青春してるかい!


「ネジが!? あ の ネ ジ が!?」

 私は驚きのあまり身を乗り出して、そのままどひゃぁと後ろにひっくり返った。

 超絶奥手で俺は恋愛なんかに興味ありませんという澄まし顔をしていた男に、ついに春がやって来たらしい。今、夏だけど。



 最近なんだか、里のあちこちでカップルが出来上がりつつある。なんだろう、この熱さは。

 みんな、夏の暑さにやられたんじゃないのかしら。


 私にはそんなお熱い話は一向に来ない。そりゃそーか。ずっと興味がない、って顔して来たんだもの。

 ネジとリー以外に、特別仲良しな男の子もいない。



 正直、恋がしたいかと言うと、ちょっと悩む。
 だけど、こうも私一人だけ置いていかれるのってどうなのよ。
 寂しいじゃない。
 私だけ誰もいないなんて。



 あと一人なのって誰かいたかしらと仲間の顔を浮かべてみたが、次々にペケマークで消され、最終的に残ったのはリーの顔だけだった。

 そうか、アイツも相手がいないんだ。

 不思議だな。アイツいい奴なのに。








「というわけなのよねぇ」


 翌日の帰り道、リーと一緒に歩きながら、さっそく私は昨日の話を聞かせてやった。

「あのネジが彼女ゲットしたーなんて、聞いてないわよ」
「それはボクも初耳でした」
「そうよね。付き合うんなら、付き合うって言ってくれればいいのに」
「ネジも水臭いですね」
「そうよ。一体誰がアイツの相談に乗ってやったと思ってるのかしら」
「ボクたちに一言くらい報告があってもよさそうなのに」


 今度会ったらネジをとっちめてやろう、とリーと顔を見合わせる。
 ネジの幸せを一番願っていたのは、私たち二人なんだから、その私たちに一言もないなんて、ネジの奴、許せない。
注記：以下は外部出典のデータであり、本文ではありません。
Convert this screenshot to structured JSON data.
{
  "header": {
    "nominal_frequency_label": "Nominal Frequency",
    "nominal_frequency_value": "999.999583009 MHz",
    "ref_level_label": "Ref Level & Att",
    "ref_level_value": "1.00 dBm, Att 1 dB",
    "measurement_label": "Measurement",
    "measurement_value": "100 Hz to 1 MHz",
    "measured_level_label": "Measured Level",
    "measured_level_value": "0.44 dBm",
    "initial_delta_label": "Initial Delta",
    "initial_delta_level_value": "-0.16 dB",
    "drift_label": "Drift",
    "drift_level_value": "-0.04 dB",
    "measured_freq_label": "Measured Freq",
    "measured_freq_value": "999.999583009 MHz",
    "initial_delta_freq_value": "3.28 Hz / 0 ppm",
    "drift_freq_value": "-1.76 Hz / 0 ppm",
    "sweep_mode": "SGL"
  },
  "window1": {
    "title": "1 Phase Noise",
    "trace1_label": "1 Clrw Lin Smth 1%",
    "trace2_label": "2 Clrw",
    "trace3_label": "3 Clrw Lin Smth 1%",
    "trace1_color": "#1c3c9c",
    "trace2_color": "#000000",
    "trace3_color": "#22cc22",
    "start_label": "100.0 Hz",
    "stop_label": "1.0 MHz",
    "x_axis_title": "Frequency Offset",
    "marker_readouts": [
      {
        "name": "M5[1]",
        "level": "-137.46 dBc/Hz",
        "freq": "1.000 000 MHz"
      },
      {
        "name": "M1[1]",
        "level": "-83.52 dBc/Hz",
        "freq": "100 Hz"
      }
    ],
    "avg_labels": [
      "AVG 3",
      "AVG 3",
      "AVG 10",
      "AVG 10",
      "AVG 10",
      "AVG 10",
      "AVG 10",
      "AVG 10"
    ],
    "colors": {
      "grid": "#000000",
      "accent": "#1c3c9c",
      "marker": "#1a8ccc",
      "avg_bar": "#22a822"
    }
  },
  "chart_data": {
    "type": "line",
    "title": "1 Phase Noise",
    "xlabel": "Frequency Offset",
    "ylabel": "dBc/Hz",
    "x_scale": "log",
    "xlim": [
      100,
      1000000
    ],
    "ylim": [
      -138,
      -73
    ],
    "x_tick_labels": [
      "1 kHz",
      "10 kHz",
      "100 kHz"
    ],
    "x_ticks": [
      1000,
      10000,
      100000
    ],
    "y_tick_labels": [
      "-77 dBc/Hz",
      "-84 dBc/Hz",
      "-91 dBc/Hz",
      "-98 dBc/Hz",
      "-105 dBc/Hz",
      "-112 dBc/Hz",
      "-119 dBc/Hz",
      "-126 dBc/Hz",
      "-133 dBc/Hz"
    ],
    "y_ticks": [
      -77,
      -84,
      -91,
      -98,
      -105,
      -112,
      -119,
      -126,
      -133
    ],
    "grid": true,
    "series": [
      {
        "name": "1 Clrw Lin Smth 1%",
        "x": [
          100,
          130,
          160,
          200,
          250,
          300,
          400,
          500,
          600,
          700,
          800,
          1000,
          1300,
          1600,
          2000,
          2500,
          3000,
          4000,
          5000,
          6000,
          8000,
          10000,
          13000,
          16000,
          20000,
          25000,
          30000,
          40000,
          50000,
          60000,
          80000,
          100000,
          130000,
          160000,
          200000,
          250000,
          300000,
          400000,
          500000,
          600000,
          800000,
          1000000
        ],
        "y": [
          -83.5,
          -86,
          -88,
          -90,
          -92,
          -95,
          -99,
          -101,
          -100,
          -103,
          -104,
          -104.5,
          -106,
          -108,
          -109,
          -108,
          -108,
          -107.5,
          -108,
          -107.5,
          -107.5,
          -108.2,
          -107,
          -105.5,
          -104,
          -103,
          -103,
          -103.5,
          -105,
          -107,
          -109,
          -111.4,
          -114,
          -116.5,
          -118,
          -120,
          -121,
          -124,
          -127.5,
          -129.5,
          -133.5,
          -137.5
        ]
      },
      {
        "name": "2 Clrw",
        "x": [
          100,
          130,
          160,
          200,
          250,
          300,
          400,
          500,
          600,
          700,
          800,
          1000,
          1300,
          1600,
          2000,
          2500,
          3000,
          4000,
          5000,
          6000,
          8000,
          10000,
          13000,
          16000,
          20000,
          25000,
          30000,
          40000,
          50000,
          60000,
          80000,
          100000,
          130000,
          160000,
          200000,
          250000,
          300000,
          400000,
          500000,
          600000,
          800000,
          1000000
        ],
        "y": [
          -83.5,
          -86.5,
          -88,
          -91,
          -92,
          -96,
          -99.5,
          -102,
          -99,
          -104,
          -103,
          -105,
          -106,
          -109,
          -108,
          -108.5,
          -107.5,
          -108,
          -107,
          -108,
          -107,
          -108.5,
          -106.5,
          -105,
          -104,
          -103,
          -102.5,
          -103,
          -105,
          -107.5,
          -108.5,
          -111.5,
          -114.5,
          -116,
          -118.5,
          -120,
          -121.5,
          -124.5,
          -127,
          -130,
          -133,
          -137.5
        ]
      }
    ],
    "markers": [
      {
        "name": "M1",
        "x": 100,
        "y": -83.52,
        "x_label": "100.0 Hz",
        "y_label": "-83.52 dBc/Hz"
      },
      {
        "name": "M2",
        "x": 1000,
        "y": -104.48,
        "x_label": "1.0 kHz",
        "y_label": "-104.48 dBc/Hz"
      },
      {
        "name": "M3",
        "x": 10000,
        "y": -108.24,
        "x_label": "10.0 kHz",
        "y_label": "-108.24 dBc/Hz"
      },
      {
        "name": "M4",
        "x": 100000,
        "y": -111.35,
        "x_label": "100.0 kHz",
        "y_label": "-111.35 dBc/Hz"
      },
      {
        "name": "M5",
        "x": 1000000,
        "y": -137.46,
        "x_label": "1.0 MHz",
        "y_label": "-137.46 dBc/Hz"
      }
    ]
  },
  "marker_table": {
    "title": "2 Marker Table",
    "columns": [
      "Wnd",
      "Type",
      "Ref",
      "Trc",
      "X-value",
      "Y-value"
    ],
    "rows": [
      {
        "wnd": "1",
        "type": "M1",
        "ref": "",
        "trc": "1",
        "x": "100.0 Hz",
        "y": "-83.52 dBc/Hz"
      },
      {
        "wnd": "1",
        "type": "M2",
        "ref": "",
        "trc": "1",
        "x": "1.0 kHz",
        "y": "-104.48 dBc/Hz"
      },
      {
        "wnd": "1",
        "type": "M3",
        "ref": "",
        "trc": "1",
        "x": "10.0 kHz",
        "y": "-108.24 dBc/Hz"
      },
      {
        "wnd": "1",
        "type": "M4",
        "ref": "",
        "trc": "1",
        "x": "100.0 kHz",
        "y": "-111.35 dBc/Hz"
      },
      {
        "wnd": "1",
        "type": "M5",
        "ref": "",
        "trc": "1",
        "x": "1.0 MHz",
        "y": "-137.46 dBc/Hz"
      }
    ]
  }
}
 ねー、と二人で意気投合しながら、のんきな夕方だなぁ、と思った。
 傾きかけた日が、火影岩を赤く染める。遠くの空で、カァカァ、と烏が鳴いた。

 リーが、うんうん、と一生懸命に聞いてくれるものだから、私はつい気持ちがよくなって、とりとめのないおしゃべりを続けた。

「ネジがくっついたとなると、あと居残り組は、アンタと私くらいなのよ」
「ええっ!? そうなんですか?」
「そうよ。いつの間にかみーんな良い人見つけちゃって」

 ふと、私は歩みを止めた。
 ずっと横に並んでいたリーが、一歩前に出て振り返る。

「ねぇ、リー、私いいこと思いついちゃったのよ」
「はい?」


 それは本当に、ほんの気まぐれの冗談で言った言葉だった。


「私たちも付き合っちゃおうか」


 残り者同士がくっつけば、余りが出ないな、そんな発想だった。
 もちろん、冗談よ。

 冷めてる私はともかく、リーにはきっと、もっと素敵な恋があるに違いないと思っていた。
 だから、冗談だと言って笑ってくれるはずだったのに。
 だから、そんなフザケた思いつきの告白を本気にするはずなんかないのに。

 それなのにリーは思いもよらない反応を返した。

「……え!?」
 大きな黒い目が、ざわざわと泳ぐ。
 リーはパッと顔を背けた。
 その耳が赤いのは夕日のせい?

 それとも。



 あれ?
 ここ、笑うところよ、リー。
 そんな顔しないでよ。そんな、好きな子に告白されてしまった、みたいな、うろたえ方しないでよ。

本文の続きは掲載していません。